Salmo 25; 2 Crón. 6:32-7:7; Santiago 2:1-13; Marcos 14:53-65
La misericordia triunfa sobre el juicio.
Es fácil enfadarse. Es fácil sentirse ofendido. El mundo está lleno de desaires e insultos y malentendidos en abundancia, algunos de ellos intencionados, otros no tanto. Estoy bastante seguro de que el otro día ofendí a una chica en WalGreens que buscaba una prueba de Covid para viajeros: mi pregunta "¿esto cuenta para volver a Estados Unidos desde el extranjero?" fue más interesante para la farmacéutica que el "¿cuándo voy a tener mi receta rutinaria?" y todo el personal de la farmacia se desentendió de ella para atenderme. No era mi intención ofender, pero la mirada de limón en su cara indica que lo hice.

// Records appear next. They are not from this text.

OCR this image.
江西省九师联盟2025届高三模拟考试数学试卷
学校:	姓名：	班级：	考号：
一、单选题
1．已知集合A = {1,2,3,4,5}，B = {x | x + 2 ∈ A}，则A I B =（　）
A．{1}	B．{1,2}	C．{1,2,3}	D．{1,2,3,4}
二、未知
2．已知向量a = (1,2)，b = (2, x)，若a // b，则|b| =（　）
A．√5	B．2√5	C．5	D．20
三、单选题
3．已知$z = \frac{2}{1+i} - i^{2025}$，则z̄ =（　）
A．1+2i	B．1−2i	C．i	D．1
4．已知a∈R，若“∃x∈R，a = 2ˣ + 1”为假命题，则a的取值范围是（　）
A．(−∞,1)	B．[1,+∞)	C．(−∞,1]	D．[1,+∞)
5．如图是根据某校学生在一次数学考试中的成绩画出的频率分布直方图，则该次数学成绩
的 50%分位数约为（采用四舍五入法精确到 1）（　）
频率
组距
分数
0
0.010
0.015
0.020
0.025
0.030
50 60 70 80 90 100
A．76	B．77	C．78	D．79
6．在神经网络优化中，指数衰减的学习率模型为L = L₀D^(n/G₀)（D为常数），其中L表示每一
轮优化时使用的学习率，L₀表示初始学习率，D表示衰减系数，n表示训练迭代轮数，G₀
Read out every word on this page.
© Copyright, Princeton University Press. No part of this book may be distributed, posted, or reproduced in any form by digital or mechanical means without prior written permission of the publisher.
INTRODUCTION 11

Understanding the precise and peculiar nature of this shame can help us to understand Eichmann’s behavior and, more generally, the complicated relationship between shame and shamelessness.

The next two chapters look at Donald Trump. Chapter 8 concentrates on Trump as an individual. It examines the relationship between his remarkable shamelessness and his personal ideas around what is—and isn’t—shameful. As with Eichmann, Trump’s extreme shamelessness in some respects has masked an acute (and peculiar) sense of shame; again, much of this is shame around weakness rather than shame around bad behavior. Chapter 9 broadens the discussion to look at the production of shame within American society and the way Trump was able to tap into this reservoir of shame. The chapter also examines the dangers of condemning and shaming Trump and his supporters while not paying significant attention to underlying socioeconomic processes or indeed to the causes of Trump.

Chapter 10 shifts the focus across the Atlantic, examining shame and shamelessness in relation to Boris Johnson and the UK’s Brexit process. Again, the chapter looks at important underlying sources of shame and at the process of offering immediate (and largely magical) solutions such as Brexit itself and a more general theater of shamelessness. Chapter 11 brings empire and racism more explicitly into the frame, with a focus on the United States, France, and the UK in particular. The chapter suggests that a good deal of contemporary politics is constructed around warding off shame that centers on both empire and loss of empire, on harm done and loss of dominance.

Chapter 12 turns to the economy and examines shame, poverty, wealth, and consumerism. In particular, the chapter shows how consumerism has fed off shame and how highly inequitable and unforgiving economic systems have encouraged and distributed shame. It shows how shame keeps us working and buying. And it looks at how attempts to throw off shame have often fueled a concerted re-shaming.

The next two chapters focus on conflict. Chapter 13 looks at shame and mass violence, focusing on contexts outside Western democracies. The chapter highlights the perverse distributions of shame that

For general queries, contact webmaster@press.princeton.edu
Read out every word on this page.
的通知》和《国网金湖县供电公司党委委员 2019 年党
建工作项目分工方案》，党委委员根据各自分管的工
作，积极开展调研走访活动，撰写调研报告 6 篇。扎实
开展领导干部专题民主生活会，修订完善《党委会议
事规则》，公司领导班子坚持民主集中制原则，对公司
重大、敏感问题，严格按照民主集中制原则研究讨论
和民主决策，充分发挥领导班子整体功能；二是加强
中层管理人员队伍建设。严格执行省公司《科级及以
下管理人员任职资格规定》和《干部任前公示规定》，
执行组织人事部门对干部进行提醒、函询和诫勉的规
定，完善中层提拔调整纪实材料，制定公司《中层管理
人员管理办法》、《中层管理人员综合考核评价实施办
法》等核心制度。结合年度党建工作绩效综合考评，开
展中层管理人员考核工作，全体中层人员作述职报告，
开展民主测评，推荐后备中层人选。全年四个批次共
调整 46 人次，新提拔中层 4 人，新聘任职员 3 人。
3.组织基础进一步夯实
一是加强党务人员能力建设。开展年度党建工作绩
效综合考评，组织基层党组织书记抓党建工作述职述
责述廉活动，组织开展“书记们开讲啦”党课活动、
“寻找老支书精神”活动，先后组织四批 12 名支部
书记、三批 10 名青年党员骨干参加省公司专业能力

Entonces, en un mundo en el que es fácil enfadarse, insultar y ofender, ¿cómo debemos vivir? El mensaje de las Escrituras es claro y coherente: la misericordia triunfa sobre el juicio. Sí, esa persona fue un imbécil: perdona y sigue adelante. Sí, esa persona me ha quitado algo de gloria, o me ha ensuciado, o no está de acuerdo conmigo: perdona y sigue adelante. Si el nivel de la acción fue tan alto que no puede quedar impune para que no se repita en otros en el futuro, entonces habla amablemente con la persona sobre su error, o llama a la policía correspondiente y denuncia el desplante y la falta. Pero no dejes que el desaire, la bofetada, se asiente en tu alma y se encone.
La persona que me hizo daño: ¿sé por qué lo hizo? No. Sé que lo hizo, pero no por qué lo hizo. Así es siempre: ninguno de nosotros tiene una visión perfecta de los motivos de nuestro prójimo. Así que es mejor juzgar sus motivos con delicadeza (tal vez estaba distraído y ni siquiera sabía que lo estaba haciendo, tal vez estaba desesperado y ansioso por alguna gran carga que no puedo imaginar y por eso estaba tomando malas decisiones como un zorro atrapado en una trampa, lo que sea) incluso si me mantengo firme en la restitución y la disculpa que se requiere. La misericordia triunfa sobre el juicio, amigos. Y la misericordia consiste sobre todo en no descartar a la persona que te ha hecho daño, negando su humanidad fundamental, su condición fundamental de hijo de Dios, y convirtiéndola en un monstruo en tu mente. Porque Santiago sugiere, de forma no demasiado sutil, que Dios nos juzga como nosotros juzgamos a los demás, al igual que lo hace el Padre Nuestro.